The wailing of the crowd—its cadences, wild and weird—grew steadily louder and louder till they culminated in a mighty shriek, which swept the whole big pier as though at the direction of some master hand.
The arrival of the Carpathia was the signal for the most sensational rumors to circulate through the crowd on the pier.
First, Mrs. John Jacob Astor was reported to have died at 8.06 o’clock, when the Carpathia was on her way up the harbor.
Captain Smith and the first engineer were reported to have shot themselves when they found that the Titanic was doomed to sink. Afterward it was learned that Captain Smith and the engineer went down with their ship in perfect courage and coolness.
Major Archibald Butt, President Taft’s military aide, was said to have entered into an agreement with George D. Widener, Colonel John Jacob Astor and Isidor Straus to kill them first and then shoot himself before the boat sank. It was said that this agreement had been carried out.
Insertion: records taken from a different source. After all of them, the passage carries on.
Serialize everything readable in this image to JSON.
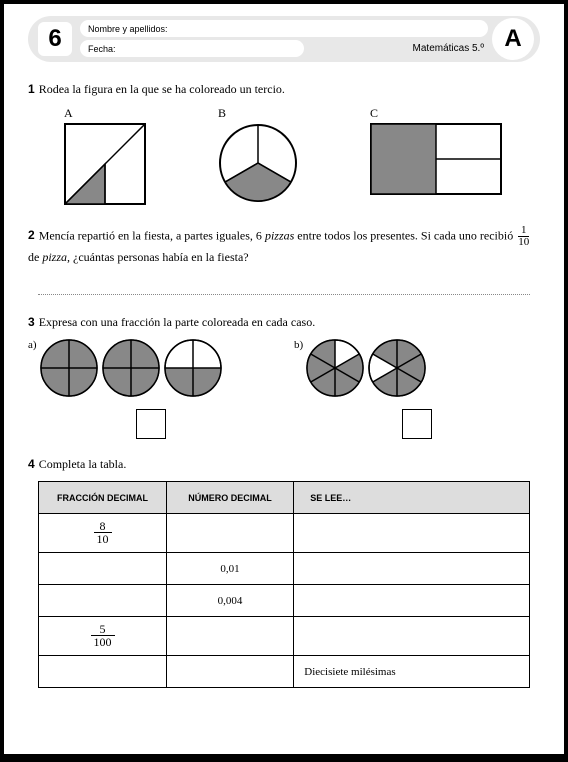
{
  "header": {
    "number": "6",
    "letter": "A",
    "name_label": "Nombre y apellidos:",
    "date_label": "Fecha:",
    "subject": "Matemáticas 5.º"
  },
  "q1": {
    "num": "1",
    "text": "Rodea la figura en la que se ha coloreado un tercio.",
    "labels": {
      "a": "A",
      "b": "B",
      "c": "C"
    },
    "square": {
      "size": 80,
      "stroke": "#000",
      "fill_shaded": "#888",
      "stroke_width": 2
    },
    "circle_b": {
      "size": 78,
      "stroke": "#000",
      "fill_shaded": "#888",
      "stroke_width": 2
    },
    "rect_c": {
      "w": 130,
      "h": 70,
      "stroke": "#000",
      "fill_shaded": "#888",
      "stroke_width": 2
    }
  },
  "q2": {
    "num": "2",
    "text_a": "Mencía repartió en la fiesta, a partes iguales, 6 ",
    "pizzas": "pizzas",
    "text_b": " entre todos los presentes. Si cada uno recibió ",
    "frac_num": "1",
    "frac_den": "10",
    "text_c": " de ",
    "pizza": "pizza,",
    "text_d": " ¿cuántas personas había en la fiesta?"
  },
  "q3": {
    "num": "3",
    "text": "Expresa con una fracción la parte coloreada en cada caso.",
    "label_a": "a)",
    "label_b": "b)",
    "circle_quarters": {
      "size": 58,
      "stroke": "#000",
      "fill": "#888",
      "sw": 1.5,
      "sets": [
        [
          true,
          true,
          true,
          true
        ],
        [
          true,
          true,
          true,
          true
        ],
        [
          false,
          false,
          true,
          true
        ]
      ]
    },
    "circle_sixths": {
      "size": 58,
      "stroke": "#000",
      "fill": "#888",
      "sw": 1.5,
      "sets": [
        [
          false,
          true,
          true,
          true,
          true,
          true
        ],
        [
          true,
          true,
          true,
          true,
          false,
          true
        ]
      ]
    }
  },
  "q4": {
    "num": "4",
    "text": "Completa la tabla.",
    "headers": {
      "frac": "FRACCIÓN DECIMAL",
      "dec": "NÚMERO DECIMAL",
      "read": "SE LEE…"
    },
    "rows": [
      {
        "frac_num": "8",
        "frac_den": "10",
        "dec": "",
        "read": ""
      },
      {
        "frac_num": "",
        "frac_den": "",
        "dec": "0,01",
        "read": ""
      },
      {
        "frac_num": "",
        "frac_den": "",
        "dec": "0,004",
        "read": ""
      },
      {
        "frac_num": "5",
        "frac_den": "100",
        "dec": "",
        "read": ""
      },
      {
        "frac_num": "",
        "frac_den": "",
        "dec": "",
        "read": "Diecisiete milésimas"
      }
    ]
  }
}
Later it was shown that, like many other men on the ship, they had gone down without the exhibition of a sign of fear.
Magistrate Cornell’s wife and her two sisters were among the first to leave the ship. They were met at the first cabin pier entrance by Magistrate Cornell and a party of friends. None of the three women had hats. One of those who met them was Magistrate Cornell’s son. One of Mrs. Cornell’s sisters was overheard to remark that “it would be a dreadful thing when the ship began really to unload.”